Em Aquiraz, por exemplo, o cenário de degradação fica perceptível quando se anda nas proximidades ou pela longa faixa de areia que compreende as praias do Presidio, do Iguape e do Barro Preto.

Na região, casas de veraneio fechadas e edificações cercadas por engenhocas como sacos e pedras dão o tom de que natureza e ser humano "estão brigando por espaço". Uma luta nem sempre justa e aparentemente longe de um fim. Por lá, não é difícil achar quem tenha uma história sobre essa disputa. 

É o caso de José Carvalho, de 28 anos. Morador do Iguape, ele conta que a água já chegou a invadir uma barraca de praia da área, levando parte da piscina e da mureta de pedra. Há cerca de um ano o jovem vive sob risco de que algo semelhante aconteça no local onde trabalha como garçom: um hotel no Barro Preto, também em Aquiraz. 

Entre a edificação e o mar há somente uma faixa de areia de pouco mais de dez metros. Quando a maré está alta, ele conta que a água chega a ficar muito perto da porta do imóvel, restringindo a movimentação.

"(Impacta) Tanto na questão dos clientes quanto na população. (...) Nessa nossa parte aqui quando está mais cheio (de água) não vem tanta gente, (ninguém) frequenta tanto porque não tem nem como," diz, lembrando que, quando começou a trabalhar no local há um ano, a faixa de areia era muito maior.

Intensidade em que a erosão acontece afeta também a atividade de bugueiros que atuam na área, como João Carlos, 32. "A gente quer ir para os trechos (do outro lado), mas a gente só tem acesso lá se a maré estiver grande, mas seca. Se a maré estiver cheia, a gente não consegue", conta, dizendo perder clientes.

Perto dali, na Praia do Presídio, algumas edificações já adotam estratégias de proteção contra o avanço da água. Em um condomínio de veraneio, situado muito perto do mar, sacolas de areias e pedras rodeiam o espaço como uma espécie de contenção à fúria marítima. Cenário que nem sempre foi assim. 

Antônio Clamentino, 48, trabalha como zelador na estrutura e conta que a engenhoca foi colocada depois que a água invadiu o espaço, chegando a alcançar a grama. Ele relata que há vinte anos a faixa de areia entre a edificação e o mar chegava a ser de 100 metros, mas que foi encurtada de forma muito acelerada durante o passar do tempo. "O mar deu uma avançada e não voltou mais. Não recuou mais", diz.

Em meio as edificações que resistem, há aquelas que encerraram ciclos e fecharam suas portas— seja pelo avanço do mar ou por outros motivos. Na região é possível observar vários imóveis com arquitetura desgastada, transparecendo abandono, ou ainda outros com placas de "aluga-se". Entre eles uma barraca a beira mar, deteriorada e isolada quase de forma desértica.
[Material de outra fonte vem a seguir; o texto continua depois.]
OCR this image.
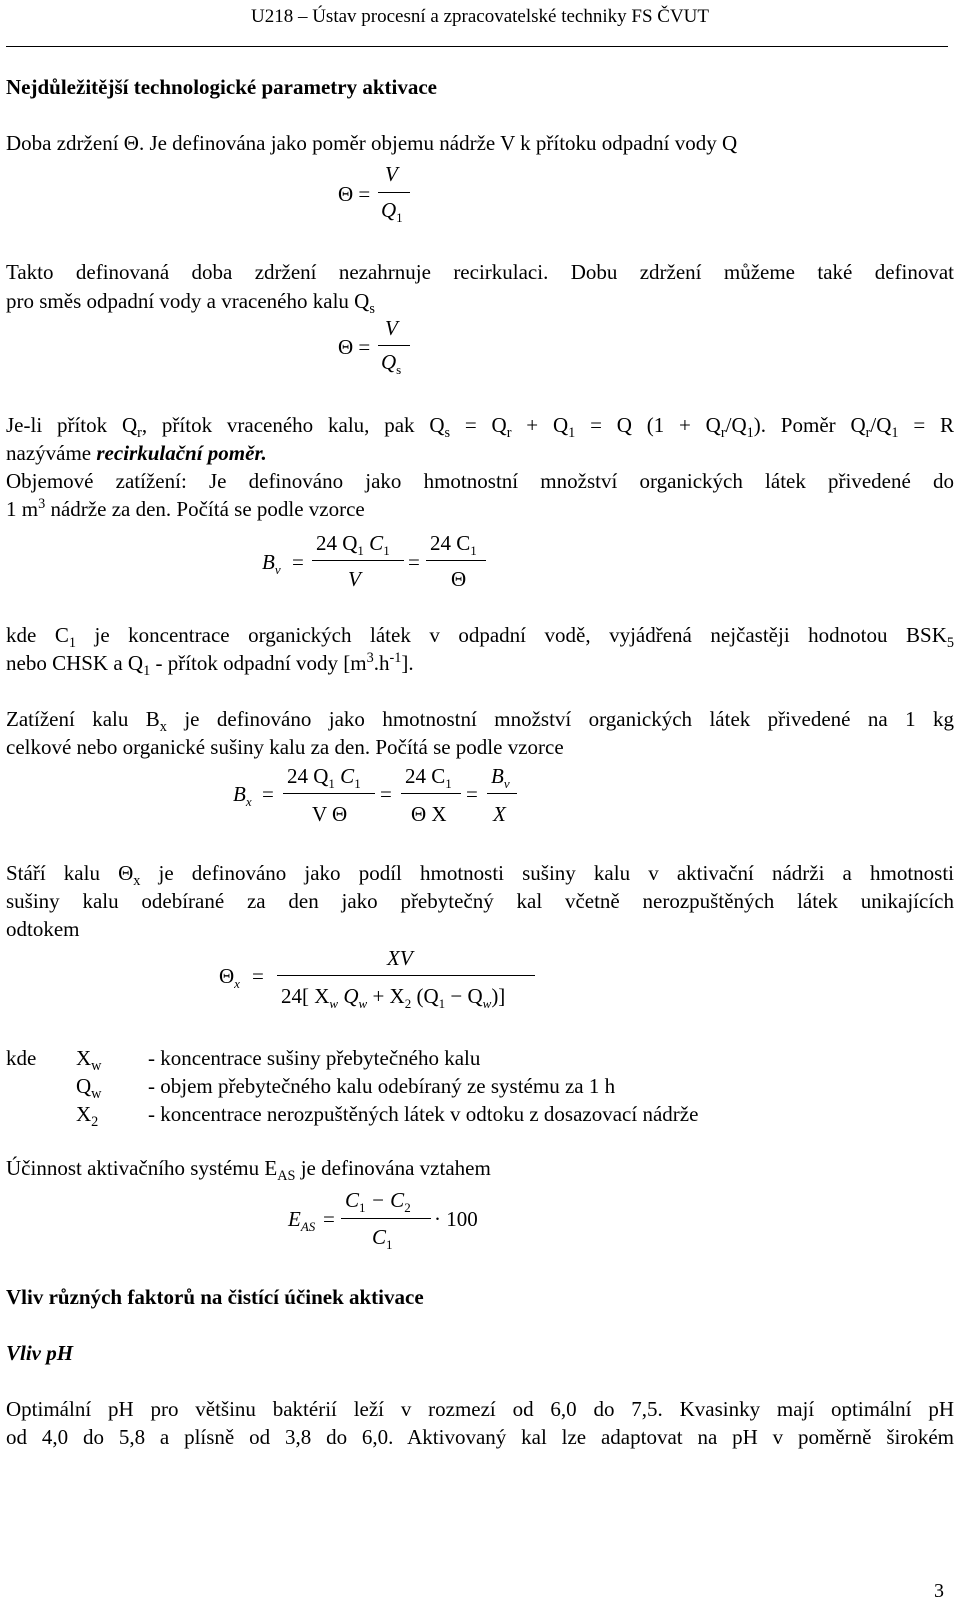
U218 – Ústav procesní a zpracovatelské techniky FS ČVUT
Nejdůležitější technologické parametry aktivace
Doba zdržení Θ. Je definována jako poměr objemu nádrže V k přítoku odpadní vody Q
Θ =
V
$Q_1$
Takto definovaná doba zdržení nezahrnuje recirkulaci. Dobu zdržení můžeme také definovat
pro směs odpadní vody a vraceného kalu $Q_s$
Θ =
V
$Q_s$
Je-li přítok $Q_r$, přítok vraceného kalu, pak $Q_s = Q_r + Q_1 = Q$ $(1 + Q_r/Q_1)$. Poměr $Q_r/Q_1 = R$
nazýváme recirkulační poměr.
Objemové zatížení: Je definováno jako hmotnostní množství organických látek přivedené do
1 $m^3$ nádrže za den. Počítá se podle vzorce
$B_v$ =
24 $Q_1$ $C_1$
V
=
24 $C_1$
Θ
kde $C_1$ je koncentrace organických látek v odpadní vodě, vyjádřená nejčastěji hodnotou $BSK_5$
nebo CHSK a $Q_1$ - přítok odpadní vody $[m^3.h^{-1}]$.
Zatížení kalu $B_x$ je definováno jako hmotnostní množství organických látek přivedené na 1 kg
celkové nebo organické sušiny kalu za den. Počítá se podle vzorce
$B_x$ =
24 $Q_1$ $C_1$
V Θ
=
24 $C_1$
Θ X
=
$B_v$
X
Stáří kalu $\Theta_x$ je definováno jako podíl hmotnosti sušiny kalu v aktivační nádrži a hmotnosti
sušiny kalu odebírané za den jako přebytečný kal včetně nerozpuštěných látek unikajících
odtokem
$\Theta_x$ =
XV
24[ $X_w$ $Q_w + X_2$ $(Q_1 - Q_w)$]
kde $X_w$ - koncentrace sušiny přebytečného kalu
$Q_w$ - objem přebytečného kalu odebíraný ze systému za 1 h
$X_2$ - koncentrace nerozpuštěných látek v odtoku z dosazovací nádrže
Účinnost aktivačního systému $E_{AS}$ je definována vztahem
$E_{AS}$ =
$C_1 - C_2$
$C_1$
· 100
Vliv různých faktorů na čistící účinek aktivace
Vliv pH
Optimální pH pro většinu baktérií leží v rozmezí od 6,0 do 7,5. Kvasinky mají optimální pH
od 4,0 do 5,8 a plísně od 3,8 do 6,0. Aktivovaný kal lze adaptovat na pH v poměrně širokém
3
Cena é digna de filme, assusta. 

Risco ambiental

Erosão traz consequência sobre a pesca 

Além de causar impactos sociais e econômicos, a erosão também afeta dinâmicas ambientais. De acordo com o geógrafo Davis de Paula, o processo erosivo resulta na diminuição da qualidade da água do mar, na salinização de aquíferos costeiros, na ⁠perda de resiliência ambiental e de habitats e também na redução da diversidade e deslocamento de espécies— que acabam migrando para outras áreas. 
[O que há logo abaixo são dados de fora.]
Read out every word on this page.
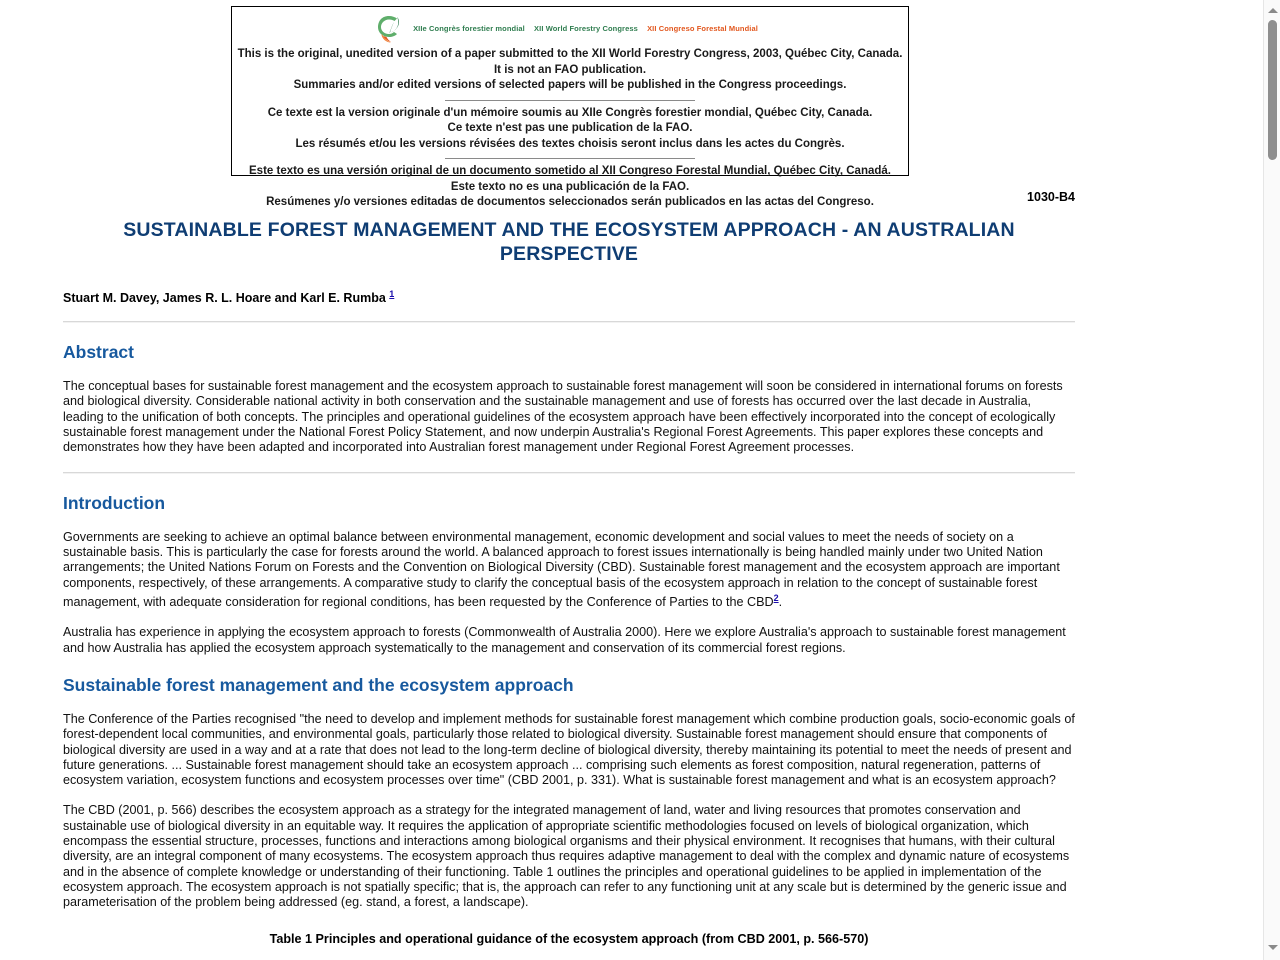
XIIe Congrès forestier mondial XII World Forestry Congress XII Congreso Forestal Mundial
This is the original, unedited version of a paper submitted to the XII World Forestry Congress, 2003, Québec City, Canada.
It is not an FAO publication.
Summaries and/or edited versions of selected papers will be published in the Congress proceedings.
Ce texte est la version originale d'un mémoire soumis au XIIe Congrès forestier mondial, Québec City, Canada.
Ce texte n'est pas une publication de la FAO.
Les résumés et/ou les versions révisées des textes choisis seront inclus dans les actes du Congrès.
Este texto es una versión original de un documento sometido al XII Congreso Forestal Mundial, Québec City, Canadá.
Este texto no es una publicación de la FAO.
Resúmenes y/o versiones editadas de documentos seleccionados serán publicados en las actas del Congreso.	1030-B4
SUSTAINABLE FOREST MANAGEMENT AND THE ECOSYSTEM APPROACH - AN AUSTRALIAN PERSPECTIVE
Stuart M. Davey, James R. L. Hoare and Karl E. Rumba $^1$
Abstract

The conceptual bases for sustainable forest management and the ecosystem approach to sustainable forest management will soon be considered in international forums on forests and biological diversity. Considerable national activity in both conservation and the sustainable management and use of forests has occurred over the last decade in Australia, leading to the unification of both concepts. The principles and operational guidelines of the ecosystem approach have been effectively incorporated into the concept of ecologically sustainable forest management under the National Forest Policy Statement, and now underpin Australia's Regional Forest Agreements. This paper explores these concepts and demonstrates how they have been adapted and incorporated into Australian forest management under Regional Forest Agreement processes.

Introduction

Governments are seeking to achieve an optimal balance between environmental management, economic development and social values to meet the needs of society on a sustainable basis. This is particularly the case for forests around the world. A balanced approach to forest issues internationally is being handled mainly under two United Nation arrangements; the United Nations Forum on Forests and the Convention on Biological Diversity (CBD). Sustainable forest management and the ecosystem approach are important components, respectively, of these arrangements. A comparative study to clarify the conceptual basis of the ecosystem approach in relation to the concept of sustainable forest management, with adequate consideration for regional conditions, has been requested by the Conference of Parties to the CBD$^2$.

Australia has experience in applying the ecosystem approach to forests (Commonwealth of Australia 2000). Here we explore Australia's approach to sustainable forest management and how Australia has applied the ecosystem approach systematically to the management and conservation of its commercial forest regions.

Sustainable forest management and the ecosystem approach

The Conference of the Parties recognised "the need to develop and implement methods for sustainable forest management which combine production goals, socio-economic goals of forest-dependent local communities, and environmental goals, particularly those related to biological diversity. Sustainable forest management should ensure that components of biological diversity are used in a way and at a rate that does not lead to the long-term decline of biological diversity, thereby maintaining its potential to meet the needs of present and future generations. ... Sustainable forest management should take an ecosystem approach ... comprising such elements as forest composition, natural regeneration, patterns of ecosystem variation, ecosystem functions and ecosystem processes over time" (CBD 2001, p. 331). What is sustainable forest management and what is an ecosystem approach?

The CBD (2001, p. 566) describes the ecosystem approach as a strategy for the integrated management of land, water and living resources that promotes conservation and sustainable use of biological diversity in an equitable way. It requires the application of appropriate scientific methodologies focused on levels of biological organization, which encompass the essential structure, processes, functions and interactions among biological organisms and their physical environment. It recognises that humans, with their cultural diversity, are an integral component of many ecosystems. The ecosystem approach thus requires adaptive management to deal with the complex and dynamic nature of ecosystems and in the absence of complete knowledge or understanding of their functioning. Table 1 outlines the principles and operational guidelines to be applied in implementation of the ecosystem approach. The ecosystem approach is not spatially specific; that is, the approach can refer to any functioning unit at any scale but is determined by the generic issue and parameterisation of the problem being addressed (eg. stand, a forest, a landscape).

Table 1 Principles and operational guidance of the ecosystem approach (from CBD 2001, p. 566-570)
Processo ameaça ainda culturas seculares, como a da pesca artesanal. De acordo com o integrante do Programa Cientista Chefe Meio Ambiente, muitos pescadores acabam tendo a atividade prejudicada pois não conseguem mais ancorar embarcações, devido ao fato do mar tomar grande parte da areia.

Em Icapuí, Francisco Alciano, 53, vive problemática na pele. Desde menino pescando na Praia da Peroba, ele conta que já há algum tempo precisa ancorar o barco em outra regiões, por causa do avanço da água. 

"As vezes a maré tá alta e (...) as pessoas que fazem o embarco da gente até os barcos não têm como eles chegarem com a jangada para levar a gente até o barco da gente", explica. Ele também relata que têm ficado mais difícil de pescar muitas espécies de animais como peixes e lagostas, citando que na área, além da erosão intensificada, há também uma pesca desenfreada e poluição do meio ambiente. 

A peleja de Francisco é a mesma de pescadores que vivem há mais de 800 km dali, na Praia do Barro Preto, em Aquiraz. Francisco Vieira, 59, por exemplo, desde criança pesca por lazer na área, como muito dos meninos que crescem a beira da água e cedo aprendem a manejar jangadas, redes e tarrafas.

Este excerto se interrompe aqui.